Tutusius is a genus of extinct tetrapod from the Devonian of South Africa, containing a single species, Tutusius umlambo. It was described from the +/- 360 myo Gondwana locality of Waterloo Farm lagerstätte on the south-eastern coast of South Africa, which at the time was located within the Antarctic Circle. Together with the find of Umzantsia amazana from the same locality, this provides the first evidence that Devonian tetrapods were not restricted to the tropics as was formerly believed, and suggests that they may have been global in distribution. Waterloo Farm fossils have been metamorphosed and intensely flattened, with the bone tissue replaced by secondary metamorphic mica that is partially altered to kaolinite and chlorite during uplift. They also provide the first evidence of Devonian tetrapods from the continent of Africa, and only the second and third such taxa from Gondwana.[1][2]
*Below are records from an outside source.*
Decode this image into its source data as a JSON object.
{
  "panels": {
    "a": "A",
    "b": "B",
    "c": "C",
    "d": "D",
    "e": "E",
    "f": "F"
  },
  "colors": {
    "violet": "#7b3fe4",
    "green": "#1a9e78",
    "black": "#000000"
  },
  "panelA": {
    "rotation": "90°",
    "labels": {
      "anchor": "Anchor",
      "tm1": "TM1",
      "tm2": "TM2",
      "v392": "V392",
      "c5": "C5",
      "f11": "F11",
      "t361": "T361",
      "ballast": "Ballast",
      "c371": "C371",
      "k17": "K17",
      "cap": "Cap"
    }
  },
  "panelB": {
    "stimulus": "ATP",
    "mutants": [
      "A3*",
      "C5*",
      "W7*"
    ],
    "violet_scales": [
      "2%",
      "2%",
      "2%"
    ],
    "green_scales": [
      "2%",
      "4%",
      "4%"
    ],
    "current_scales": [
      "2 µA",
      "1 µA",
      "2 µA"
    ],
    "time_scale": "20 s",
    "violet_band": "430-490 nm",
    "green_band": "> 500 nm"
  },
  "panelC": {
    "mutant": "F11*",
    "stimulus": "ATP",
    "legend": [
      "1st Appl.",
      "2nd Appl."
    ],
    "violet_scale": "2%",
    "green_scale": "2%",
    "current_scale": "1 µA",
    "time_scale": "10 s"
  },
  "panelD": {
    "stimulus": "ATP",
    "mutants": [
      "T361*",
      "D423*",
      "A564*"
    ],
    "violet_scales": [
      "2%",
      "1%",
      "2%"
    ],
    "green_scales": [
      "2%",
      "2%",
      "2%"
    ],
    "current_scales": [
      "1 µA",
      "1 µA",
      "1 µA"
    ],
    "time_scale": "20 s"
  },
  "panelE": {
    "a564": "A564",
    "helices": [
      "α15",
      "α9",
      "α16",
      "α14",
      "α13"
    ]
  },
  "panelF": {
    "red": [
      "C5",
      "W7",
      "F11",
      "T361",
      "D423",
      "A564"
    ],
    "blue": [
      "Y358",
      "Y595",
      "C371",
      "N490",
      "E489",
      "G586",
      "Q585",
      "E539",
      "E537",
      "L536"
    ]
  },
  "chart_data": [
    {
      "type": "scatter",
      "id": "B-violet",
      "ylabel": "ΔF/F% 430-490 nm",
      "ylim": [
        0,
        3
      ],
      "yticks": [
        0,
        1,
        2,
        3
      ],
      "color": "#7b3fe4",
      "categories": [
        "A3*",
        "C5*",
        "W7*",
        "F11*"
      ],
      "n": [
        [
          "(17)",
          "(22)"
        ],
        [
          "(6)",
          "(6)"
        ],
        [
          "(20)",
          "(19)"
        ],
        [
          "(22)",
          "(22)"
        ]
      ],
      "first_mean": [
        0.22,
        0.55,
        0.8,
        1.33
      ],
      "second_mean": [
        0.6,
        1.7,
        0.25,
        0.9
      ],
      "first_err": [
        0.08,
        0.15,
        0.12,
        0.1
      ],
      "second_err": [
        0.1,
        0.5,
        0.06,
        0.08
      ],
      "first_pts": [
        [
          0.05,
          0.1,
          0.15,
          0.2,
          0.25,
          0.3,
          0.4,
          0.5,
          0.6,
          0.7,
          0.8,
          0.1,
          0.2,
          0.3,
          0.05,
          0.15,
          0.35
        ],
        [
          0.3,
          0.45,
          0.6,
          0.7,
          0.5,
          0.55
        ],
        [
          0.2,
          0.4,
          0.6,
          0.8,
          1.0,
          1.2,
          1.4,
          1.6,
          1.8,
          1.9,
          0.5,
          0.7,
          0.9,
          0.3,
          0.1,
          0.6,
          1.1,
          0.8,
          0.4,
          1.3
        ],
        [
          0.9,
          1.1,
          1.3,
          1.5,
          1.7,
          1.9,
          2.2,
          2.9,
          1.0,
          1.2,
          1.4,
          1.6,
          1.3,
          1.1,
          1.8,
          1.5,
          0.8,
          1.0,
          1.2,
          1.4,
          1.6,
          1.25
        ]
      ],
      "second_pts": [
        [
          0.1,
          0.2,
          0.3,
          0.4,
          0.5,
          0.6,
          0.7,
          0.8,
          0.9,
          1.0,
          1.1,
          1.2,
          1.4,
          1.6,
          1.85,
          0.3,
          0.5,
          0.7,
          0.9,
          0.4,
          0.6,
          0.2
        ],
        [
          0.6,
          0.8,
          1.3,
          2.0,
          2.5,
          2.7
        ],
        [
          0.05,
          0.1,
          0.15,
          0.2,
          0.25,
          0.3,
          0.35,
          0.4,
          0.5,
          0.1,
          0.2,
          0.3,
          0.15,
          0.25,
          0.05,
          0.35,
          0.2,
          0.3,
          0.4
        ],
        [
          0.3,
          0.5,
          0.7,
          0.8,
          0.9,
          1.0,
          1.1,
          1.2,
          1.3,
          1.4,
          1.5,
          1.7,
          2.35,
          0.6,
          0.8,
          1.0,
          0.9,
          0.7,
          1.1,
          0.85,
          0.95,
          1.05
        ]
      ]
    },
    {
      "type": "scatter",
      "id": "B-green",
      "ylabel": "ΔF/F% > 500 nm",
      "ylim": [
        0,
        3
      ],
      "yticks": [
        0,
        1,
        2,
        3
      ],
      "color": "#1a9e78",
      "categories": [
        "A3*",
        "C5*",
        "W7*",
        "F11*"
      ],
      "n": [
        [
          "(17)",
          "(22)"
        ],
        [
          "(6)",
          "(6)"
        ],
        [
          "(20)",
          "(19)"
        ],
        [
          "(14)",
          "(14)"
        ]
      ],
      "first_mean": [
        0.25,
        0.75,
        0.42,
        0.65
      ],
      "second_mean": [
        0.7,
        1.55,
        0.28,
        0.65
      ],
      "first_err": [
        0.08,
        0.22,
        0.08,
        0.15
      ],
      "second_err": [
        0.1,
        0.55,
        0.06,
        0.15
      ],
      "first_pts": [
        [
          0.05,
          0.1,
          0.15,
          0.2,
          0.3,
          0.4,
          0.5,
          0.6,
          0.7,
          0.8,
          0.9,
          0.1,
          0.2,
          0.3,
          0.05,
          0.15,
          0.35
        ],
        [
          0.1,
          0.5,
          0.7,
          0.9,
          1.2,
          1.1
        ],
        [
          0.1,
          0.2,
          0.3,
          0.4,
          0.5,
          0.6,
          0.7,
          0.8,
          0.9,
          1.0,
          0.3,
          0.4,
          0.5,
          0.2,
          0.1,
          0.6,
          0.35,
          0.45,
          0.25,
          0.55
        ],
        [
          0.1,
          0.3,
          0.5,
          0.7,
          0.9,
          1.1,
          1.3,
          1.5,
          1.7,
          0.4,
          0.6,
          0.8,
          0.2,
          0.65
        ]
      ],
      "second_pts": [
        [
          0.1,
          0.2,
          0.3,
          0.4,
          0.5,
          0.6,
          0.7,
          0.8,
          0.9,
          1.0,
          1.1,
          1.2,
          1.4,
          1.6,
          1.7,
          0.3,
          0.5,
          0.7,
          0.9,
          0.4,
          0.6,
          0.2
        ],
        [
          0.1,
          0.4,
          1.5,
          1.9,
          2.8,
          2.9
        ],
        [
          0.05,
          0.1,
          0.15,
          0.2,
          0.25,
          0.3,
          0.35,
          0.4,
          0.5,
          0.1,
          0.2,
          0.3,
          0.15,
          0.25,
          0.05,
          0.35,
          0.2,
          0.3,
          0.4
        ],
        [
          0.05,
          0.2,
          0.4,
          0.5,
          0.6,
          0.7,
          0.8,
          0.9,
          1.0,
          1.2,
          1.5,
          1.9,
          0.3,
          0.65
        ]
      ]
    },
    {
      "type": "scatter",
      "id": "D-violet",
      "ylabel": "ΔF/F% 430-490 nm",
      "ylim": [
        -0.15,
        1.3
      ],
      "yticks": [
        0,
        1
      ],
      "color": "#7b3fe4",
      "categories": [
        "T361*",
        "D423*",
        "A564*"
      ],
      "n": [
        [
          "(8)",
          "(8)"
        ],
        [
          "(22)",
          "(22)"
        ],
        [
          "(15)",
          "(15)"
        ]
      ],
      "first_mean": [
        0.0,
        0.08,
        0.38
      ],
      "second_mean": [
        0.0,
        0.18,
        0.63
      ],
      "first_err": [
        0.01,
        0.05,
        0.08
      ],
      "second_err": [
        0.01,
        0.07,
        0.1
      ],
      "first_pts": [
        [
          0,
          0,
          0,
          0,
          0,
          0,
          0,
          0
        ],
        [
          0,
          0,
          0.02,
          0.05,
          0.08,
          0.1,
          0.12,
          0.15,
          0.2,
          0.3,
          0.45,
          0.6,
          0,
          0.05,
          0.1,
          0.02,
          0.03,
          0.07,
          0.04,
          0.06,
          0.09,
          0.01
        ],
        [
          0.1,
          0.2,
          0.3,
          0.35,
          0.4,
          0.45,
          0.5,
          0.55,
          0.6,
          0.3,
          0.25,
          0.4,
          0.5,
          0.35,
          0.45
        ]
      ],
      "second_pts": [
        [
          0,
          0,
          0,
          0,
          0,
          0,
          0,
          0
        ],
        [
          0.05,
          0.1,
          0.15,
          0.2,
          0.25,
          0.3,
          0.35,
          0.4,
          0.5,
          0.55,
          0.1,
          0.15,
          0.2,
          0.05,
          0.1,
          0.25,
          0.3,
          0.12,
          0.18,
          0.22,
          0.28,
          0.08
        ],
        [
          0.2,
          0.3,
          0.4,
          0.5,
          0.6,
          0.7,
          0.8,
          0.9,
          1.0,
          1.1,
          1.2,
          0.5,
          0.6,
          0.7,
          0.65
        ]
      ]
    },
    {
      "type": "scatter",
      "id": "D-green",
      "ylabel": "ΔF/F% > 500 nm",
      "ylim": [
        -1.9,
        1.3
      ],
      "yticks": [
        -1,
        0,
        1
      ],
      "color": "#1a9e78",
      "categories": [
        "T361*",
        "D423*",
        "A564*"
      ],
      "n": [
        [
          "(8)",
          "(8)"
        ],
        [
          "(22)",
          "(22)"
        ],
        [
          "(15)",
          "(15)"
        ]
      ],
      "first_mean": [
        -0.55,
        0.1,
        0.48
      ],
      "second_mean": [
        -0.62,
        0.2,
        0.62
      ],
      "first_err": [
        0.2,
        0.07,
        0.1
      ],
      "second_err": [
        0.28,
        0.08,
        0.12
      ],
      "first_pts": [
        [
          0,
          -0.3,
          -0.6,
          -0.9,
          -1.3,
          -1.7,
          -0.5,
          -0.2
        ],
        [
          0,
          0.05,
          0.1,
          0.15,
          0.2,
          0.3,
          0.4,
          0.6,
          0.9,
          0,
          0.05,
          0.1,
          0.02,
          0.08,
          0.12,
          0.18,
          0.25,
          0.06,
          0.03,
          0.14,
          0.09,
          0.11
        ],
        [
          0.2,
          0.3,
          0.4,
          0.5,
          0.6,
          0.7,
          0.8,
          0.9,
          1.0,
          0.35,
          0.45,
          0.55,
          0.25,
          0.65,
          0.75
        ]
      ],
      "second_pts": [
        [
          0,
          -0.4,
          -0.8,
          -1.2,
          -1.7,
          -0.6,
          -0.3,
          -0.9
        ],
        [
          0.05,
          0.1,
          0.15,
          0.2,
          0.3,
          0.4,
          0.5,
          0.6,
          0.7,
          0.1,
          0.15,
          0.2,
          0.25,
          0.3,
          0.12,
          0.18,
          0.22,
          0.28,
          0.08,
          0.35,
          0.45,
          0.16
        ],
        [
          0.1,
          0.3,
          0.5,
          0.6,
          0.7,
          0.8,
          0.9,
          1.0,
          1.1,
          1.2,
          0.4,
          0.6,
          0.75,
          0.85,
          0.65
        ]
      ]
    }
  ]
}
  1. ^ Gess, R.; Ahlberg, P. E. (2018). "A tetrapod fauna from within the Devonian Antarctic Circle". Science. 360 (6393): 1120–1124. Bibcode:2018Sci...360.1120G. doi:10.1126/science.aaq1645. PMID 29880689.
  2. ^ "First tetrapods of Africa lived within the Devonian Antarctic Circle". Johannesburg: University of Witwatersrand. June 2018.